Baby Proposal

Baby Proposal
BP 21



Di ruang tahanan Clara terus merajuk kepada Arga supaya mencari jalan keluar untuk bebas. Sementara Arga sendiri tidak tahu harus bagaimana, ia tidak menyangka jika niatnya membantu Clara malah terperangkap di sarang mafia.


Namun Emeli lebih bisa bersikap tenang, meratapi yang sudah terjadi tidak ada gunanya, yang ia pikirkan saat ini bagaimana caranya bisa melarikan diri.


"Sudah kubilang, Jimi itu bukan orang baik. Clara!" ucap Emeli.


"Emeli benar, siapa tahu Jimi lah yang menjebak kita masuk ke sarang mafia. Buktinya alamat yang dia berikan palsu." Timpal Arga kesal.


"Ahh sudahlah! mau sampai kapan kalian menyalahkanku. Ayo pikirkan sesuatu!" Clara tidak mau di salahkan atas keteledorannya yang tidak mau mendengar nasehat Arga.


"Ceklek!"


Suara pintu di buka dari luar, Clara langsung berdiri di belakang tubuh Arga menatap ke arah pintu. Pintu tahanan di buka, nampak dua orang pria bertubuh kekar memegang senjata api laras panjang lalu memerintahkan mereka untuk keluar dari ruang tahanan.


"Ikut kami!" perintah salah satu pria sambil mengarahkan senjata apinya kepada mereka.


"Tenang tuan, jangan kasar kasar!" seru Emeli menatap tajam pria tersebut.

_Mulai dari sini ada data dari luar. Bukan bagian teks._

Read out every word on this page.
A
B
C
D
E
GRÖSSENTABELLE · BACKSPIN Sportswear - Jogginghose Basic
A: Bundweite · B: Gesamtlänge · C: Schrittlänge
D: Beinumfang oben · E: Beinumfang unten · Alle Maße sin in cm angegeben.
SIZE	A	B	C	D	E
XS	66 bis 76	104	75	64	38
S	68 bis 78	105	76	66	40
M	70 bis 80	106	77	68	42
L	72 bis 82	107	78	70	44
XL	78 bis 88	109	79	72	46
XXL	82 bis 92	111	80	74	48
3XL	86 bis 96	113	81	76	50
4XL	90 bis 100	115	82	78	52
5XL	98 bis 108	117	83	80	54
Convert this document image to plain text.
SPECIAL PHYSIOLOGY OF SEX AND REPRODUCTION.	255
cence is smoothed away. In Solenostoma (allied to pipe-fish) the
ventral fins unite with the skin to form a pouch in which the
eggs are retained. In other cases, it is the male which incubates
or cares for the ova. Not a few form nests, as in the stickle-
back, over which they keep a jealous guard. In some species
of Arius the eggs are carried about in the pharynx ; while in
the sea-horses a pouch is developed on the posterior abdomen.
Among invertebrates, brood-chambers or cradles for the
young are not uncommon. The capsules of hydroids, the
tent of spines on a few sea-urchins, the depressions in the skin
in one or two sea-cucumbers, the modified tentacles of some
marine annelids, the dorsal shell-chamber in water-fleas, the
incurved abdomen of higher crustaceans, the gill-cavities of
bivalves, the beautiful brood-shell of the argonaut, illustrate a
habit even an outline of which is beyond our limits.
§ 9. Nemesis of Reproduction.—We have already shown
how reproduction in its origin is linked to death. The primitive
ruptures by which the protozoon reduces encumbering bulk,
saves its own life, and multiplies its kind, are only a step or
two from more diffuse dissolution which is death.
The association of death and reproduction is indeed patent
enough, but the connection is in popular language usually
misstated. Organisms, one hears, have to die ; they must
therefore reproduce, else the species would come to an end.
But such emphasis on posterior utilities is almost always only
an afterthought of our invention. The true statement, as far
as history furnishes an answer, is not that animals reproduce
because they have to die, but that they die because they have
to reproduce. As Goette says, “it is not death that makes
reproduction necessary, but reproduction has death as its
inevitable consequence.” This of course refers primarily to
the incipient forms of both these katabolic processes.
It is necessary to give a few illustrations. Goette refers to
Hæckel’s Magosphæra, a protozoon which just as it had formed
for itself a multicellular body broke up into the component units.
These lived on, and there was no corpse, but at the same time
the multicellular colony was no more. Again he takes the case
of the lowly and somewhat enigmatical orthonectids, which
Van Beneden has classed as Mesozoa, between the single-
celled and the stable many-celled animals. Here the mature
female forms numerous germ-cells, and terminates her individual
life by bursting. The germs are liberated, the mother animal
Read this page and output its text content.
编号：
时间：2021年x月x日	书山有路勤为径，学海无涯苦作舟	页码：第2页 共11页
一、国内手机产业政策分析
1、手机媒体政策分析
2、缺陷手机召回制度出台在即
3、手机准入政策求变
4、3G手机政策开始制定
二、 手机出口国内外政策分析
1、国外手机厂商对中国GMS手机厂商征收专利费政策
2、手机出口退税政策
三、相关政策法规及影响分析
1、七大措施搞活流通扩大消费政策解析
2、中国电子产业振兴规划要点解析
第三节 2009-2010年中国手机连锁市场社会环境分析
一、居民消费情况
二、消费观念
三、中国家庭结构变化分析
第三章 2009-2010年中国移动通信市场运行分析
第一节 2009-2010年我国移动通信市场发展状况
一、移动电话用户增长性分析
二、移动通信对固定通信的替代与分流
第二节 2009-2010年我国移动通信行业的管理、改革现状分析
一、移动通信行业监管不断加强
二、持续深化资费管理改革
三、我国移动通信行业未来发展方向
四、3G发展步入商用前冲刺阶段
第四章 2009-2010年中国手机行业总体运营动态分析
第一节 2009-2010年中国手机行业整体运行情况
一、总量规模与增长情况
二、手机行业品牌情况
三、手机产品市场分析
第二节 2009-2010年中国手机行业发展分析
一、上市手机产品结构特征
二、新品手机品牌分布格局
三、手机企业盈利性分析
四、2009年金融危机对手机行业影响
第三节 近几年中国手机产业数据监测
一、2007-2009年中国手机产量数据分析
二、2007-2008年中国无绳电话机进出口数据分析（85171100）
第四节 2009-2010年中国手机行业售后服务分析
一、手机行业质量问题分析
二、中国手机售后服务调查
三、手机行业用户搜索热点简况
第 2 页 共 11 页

"Jalan!" perintahnya lagi.


Kemudian Clara, Arga, dan Emeli berjalan bersama saling berpegangan tangan mengikuti langkah pria di depannya menuju ruang bawah tanah. Sesampainya di ruang bawah tanah, mereka di buat tercengang dengan pemandangan yang tak biasa. Terlihat sekitar dua puluh wanita cantik dan bertubuh putih mulus hanya menggunakan pakaian dalam, berdiri berjajar rapi membusungkan dada menghadap ke arah pria muda yang duduk di sofa di kelilingi anak buahnya. Tidak hanya itu, terdapat dua orang Dokter dengan peralatan medis di atas meja berukuran besar. Di pojok ruangan terlihat sosok pria tinggi besar berwajah buruk dengan kedua kaki di ikat rantai.


"Tuan Al, semua sudah siap." Ucap salah satu anak buahnya membungkuk hormat di depan pria muda bernama Al.


"Dokter!" seru Al menoleh ke arah dua Dokter yang berdiri kaku di hadapan para wanita itu. Kemudian Al berbisik pada salah satu anak buahnya yang berdiri di samping kiri. Tak lama kemudian pria itu berjalan menghampiri Emeli dan juga Clara. pria itu meminta Emeli dan Clara menanggalkan pakaiannya kecuali pakaian dalam.


Mata Emeli dan Clara melebar mendengarkan permintaan pria tersebut. Tentu saja Emeli menolak keras untuk menanggalkan pakaiannya.


"Kurang ajar! kau pikir siapa hah??!" bentak Emeli namun tidak di mengerti pria tersebut.


"Klikk!"


Pria tersebut mengarahkan senjata api di kening Arga, sebagai ancaman jika Emeli dan Clara menolak membuka pakaiannya. Mau tidak mau, akhirnya Clara menuruti permintaan pria tersebut begitu juga dengan Emeli. Arga hanya bisa memejamkan mata, tidak ingin melihat kedua wanita yang pernah ada di hatinya hanya menggunakan pakaian dalam dan di lihat oleh pria lain.


"Jalan!" perintah pria itu meminta Emeli dan Clara berdiri sejajar dengan wanita lainnya.


Pria muda yang bernama Al itu tersenyum sinis memperhatikan tubuh Emeli yang berbeda dengan wanita lainnya, Emeli memiliki kulit kuning langsat ciri khas orang Indonesia.


Emeli sendiri merasa jijik dengan tatapan Al yang tak berkedip sedikitpun.


"Apa sebenarnya maksud pria brengsek itu?" tanya Emeli di dalam hatinya.